It’s our job to refine and extract as much value as we can from what we get from our customers
<HeurekaDevs People> How does machine learning influence e‑commerce and online shopping? Meet Miha Jenko, an experienced machine learning engineer who will tell us more about his team at Ceneje, their challenges, and how to keep up with trends in this area.
What was your journey to becoming a machine learning (ML) engineer?
I started out as a programmer with an interest in fitting curves to multidimensional data points. Many places define a machine learning engineer as a full-stack developer with a specialization in machine learning. To be effective, you basically need to know a bit of everything: programming, data science, distributed computation, system operations, and architecture design. The tools of the trade have taken me years to learn at three different companies. Our stack is ridiculous and challenging, but the upside is that the job is never boring.

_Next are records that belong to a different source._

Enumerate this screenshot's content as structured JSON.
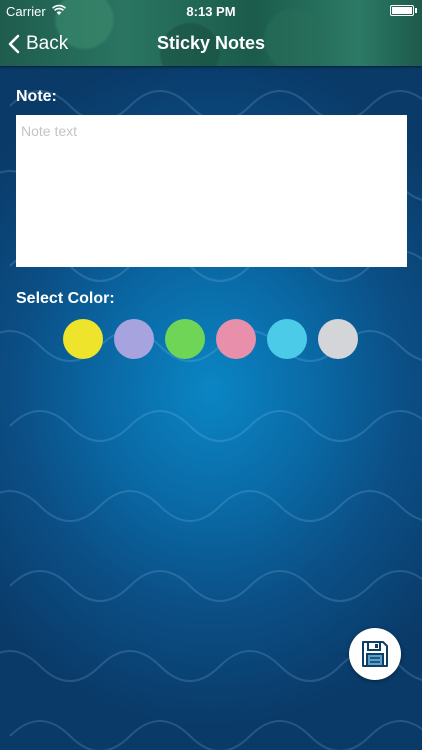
{
  "status_bar": {
    "carrier": "Carrier",
    "time": "8:13 PM",
    "wifi_icon": "wifi-icon",
    "battery_icon": "battery-icon"
  },
  "nav": {
    "back_label": "Back",
    "back_icon": "chevron-left-icon",
    "title": "Sticky Notes"
  },
  "form": {
    "note_label": "Note:",
    "note_value": "",
    "note_placeholder": "Note text",
    "color_label": "Select Color:",
    "colors": [
      {
        "name": "yellow",
        "hex": "#ede42b"
      },
      {
        "name": "lavender",
        "hex": "#a7a3df"
      },
      {
        "name": "green",
        "hex": "#6fd556"
      },
      {
        "name": "pink",
        "hex": "#e890ab"
      },
      {
        "name": "sky-blue",
        "hex": "#4ccbe9"
      },
      {
        "name": "light-gray",
        "hex": "#d3d5d8"
      }
    ]
  },
  "save_button": {
    "icon": "floppy-disk-icon"
  },
  "theme": {
    "header_green": "#1e5c4e",
    "background_blue": "#0a6aa6",
    "text_color": "#ffffff"
  }
}
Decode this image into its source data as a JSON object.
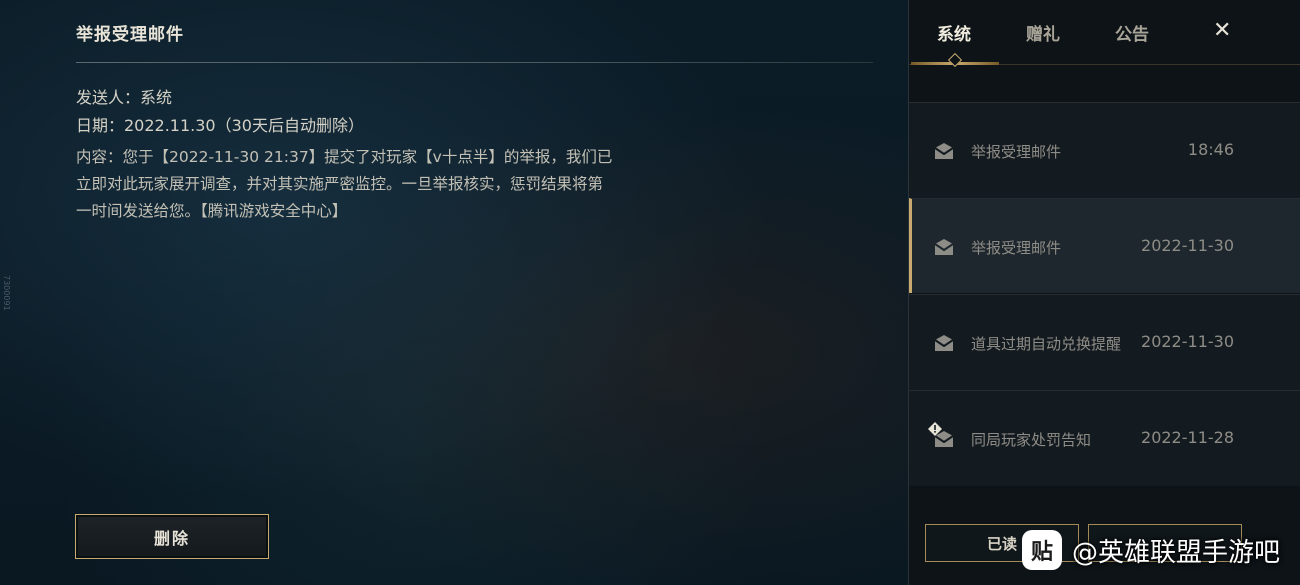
{
  "side_id": "7300091",
  "mail": {
    "title": "举报受理邮件",
    "sender": "发送人：系统",
    "date": "日期：2022.11.30（30天后自动删除）",
    "content_lines": [
      "内容：您于【2022-11-30 21:37】提交了对玩家【v十点半】的举报，我们已",
      "立即对此玩家展开调查，并对其实施严密监控。一旦举报核实，惩罚结果将第",
      "一时间发送给您。【腾讯游戏安全中心】"
    ],
    "delete_label": "删除"
  },
  "tabs": [
    {
      "label": "系统",
      "active": true
    },
    {
      "label": "赠礼",
      "active": false
    },
    {
      "label": "公告",
      "active": false
    }
  ],
  "close_label": "✕",
  "mail_list": [
    {
      "subject": "举报受理邮件",
      "time": "18:46",
      "icon": "mail-read-icon",
      "selected": false
    },
    {
      "subject": "举报受理邮件",
      "time": "2022-11-30",
      "icon": "mail-read-icon",
      "selected": true
    },
    {
      "subject": "道具过期自动兑换提醒",
      "time": "2022-11-30",
      "icon": "mail-read-icon",
      "selected": false
    },
    {
      "subject": "同局玩家处罚告知",
      "time": "2022-11-28",
      "icon": "mail-warning-icon",
      "selected": false
    }
  ],
  "bottom_buttons": {
    "read_all": "已读",
    "claim_all": ""
  },
  "watermark": {
    "logo": "贴",
    "text": "@英雄联盟手游吧"
  },
  "colors": {
    "gold": "#c8aa6e",
    "panel_bg": "#0d1317",
    "row_bg": "#141b20",
    "row_selected_bg": "#1e272d"
  }
}
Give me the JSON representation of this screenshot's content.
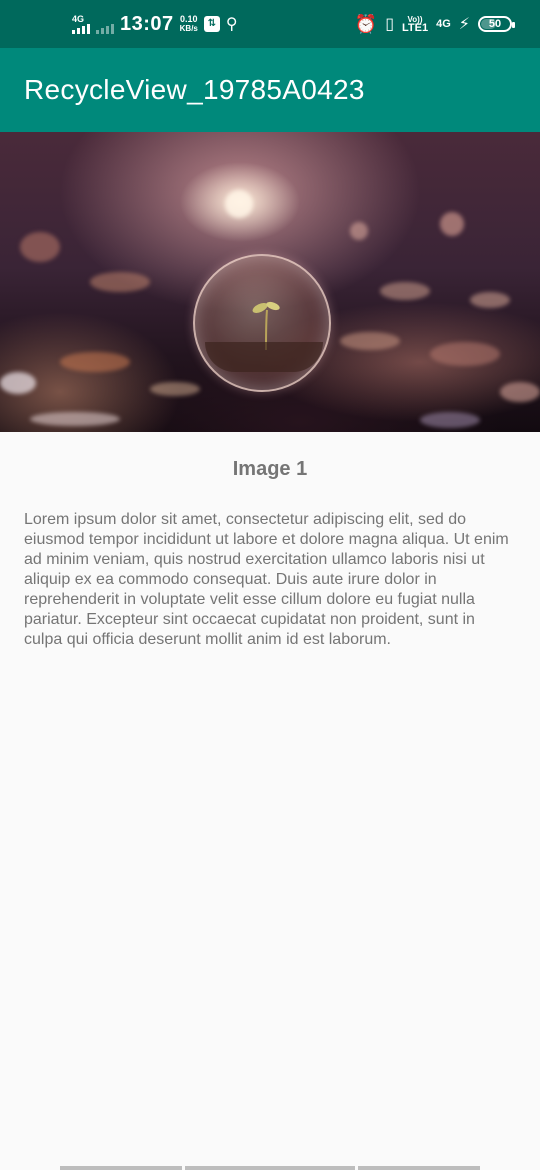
{
  "status_bar": {
    "network_label": "4G",
    "time": "13:07",
    "speed_value": "0.10",
    "speed_unit": "KB/s",
    "volte_label": "Vo))",
    "lte_label": "LTE1",
    "network2_label": "4G",
    "battery_level": "50"
  },
  "app_bar": {
    "title": "RecycleView_19785A0423"
  },
  "item": {
    "title": "Image 1",
    "description": "Lorem ipsum dolor sit amet, consectetur adipiscing elit, sed do eiusmod tempor incididunt ut labore et dolore magna aliqua. Ut enim ad minim veniam, quis nostrud exercitation ullamco laboris nisi ut aliquip ex ea commodo consequat. Duis aute irure dolor in reprehenderit in voluptate velit esse cillum dolore eu fugiat nulla pariatur. Excepteur sint occaecat cupidatat non proident, sunt in culpa qui officia deserunt mollit anim id est laborum."
  },
  "colors": {
    "status_bar": "#00695c",
    "app_bar": "#00897b",
    "background": "#fafafa",
    "text": "#757575"
  }
}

Can you describe or give us examples of how machine learning influences online shopping and what it could bring in the future?
These days, machine learning is all over e‑commerce. You might start your product search on Google. How does their autocorrect work? Why can we ask questions and get results back in the form of an answer? You might visit Heureka.cz and realize after searching for a keyword that you have been redirected to a category page instead of getting mixed results. Personalized recommendations of goods cannot work without sophisticated machine learning algorithms powering them.
What is your role at Ceneje?
At Ceneje, data quality is our highest priority. I’m the lead developer of a system for automatically sorting products into our category trees. It saves our content people time and the frustration of dealing with low-quality data.
As a newly established team – One Matching, what are the main areas of your team’s expertise and what is its vision?
I'm part of two teams. The main one – the One Matching team is be responsible for creating an end-to-end machine learning pipeline for product category classification, product matching, and product attribute extraction tasks. On top of this core service, we expect to develop a series of tools for content people, automating away the mundane and repetitive tasks. Our goal is to increase both data quality as well as reduce labour costs associated with matching our users with the best offers for the products they are shopping for.
What are the challenges your team is dealing with now?
The main challenge with any machine learning problem is the initial quality of data. Heureka Group is swimming in data of varying degrees of quality. It’s our job to refine and extract as much value as we can from what we get from our customers. Metadata often disappoint us, so we have to get creative. One unique challenge is matching product text snippets across different languages. Imagine having a product description in Czech or Hungarian. Do we have to find Czech-Hungarian experts to translate our data? Do we translate everything to intermediary English first? Those approaches are simply not scalable. Fortunately, recent developments in language technologies offer some solutions, but we need to make them work for us.
Machine learning is a fast-growing field. How do you keep up with trends? Anything you’d like to recommend to other "ML" engineers?
The easiest way to grab hold of trends is to follow relevant people on Twitter. The latest research gets posted on Arxiv, which is then signal boosted by Twitter users. Honestly, it is a great content aggregator. YouTube is another one, and I’d argue a bit more accessible too. What I also find valuable is to join Slack or Discord communities covering open-source tools. Every so often I skim the threads for interesting use cases. It gives me the opportunity to read and ask others in the field about how they solve their problems.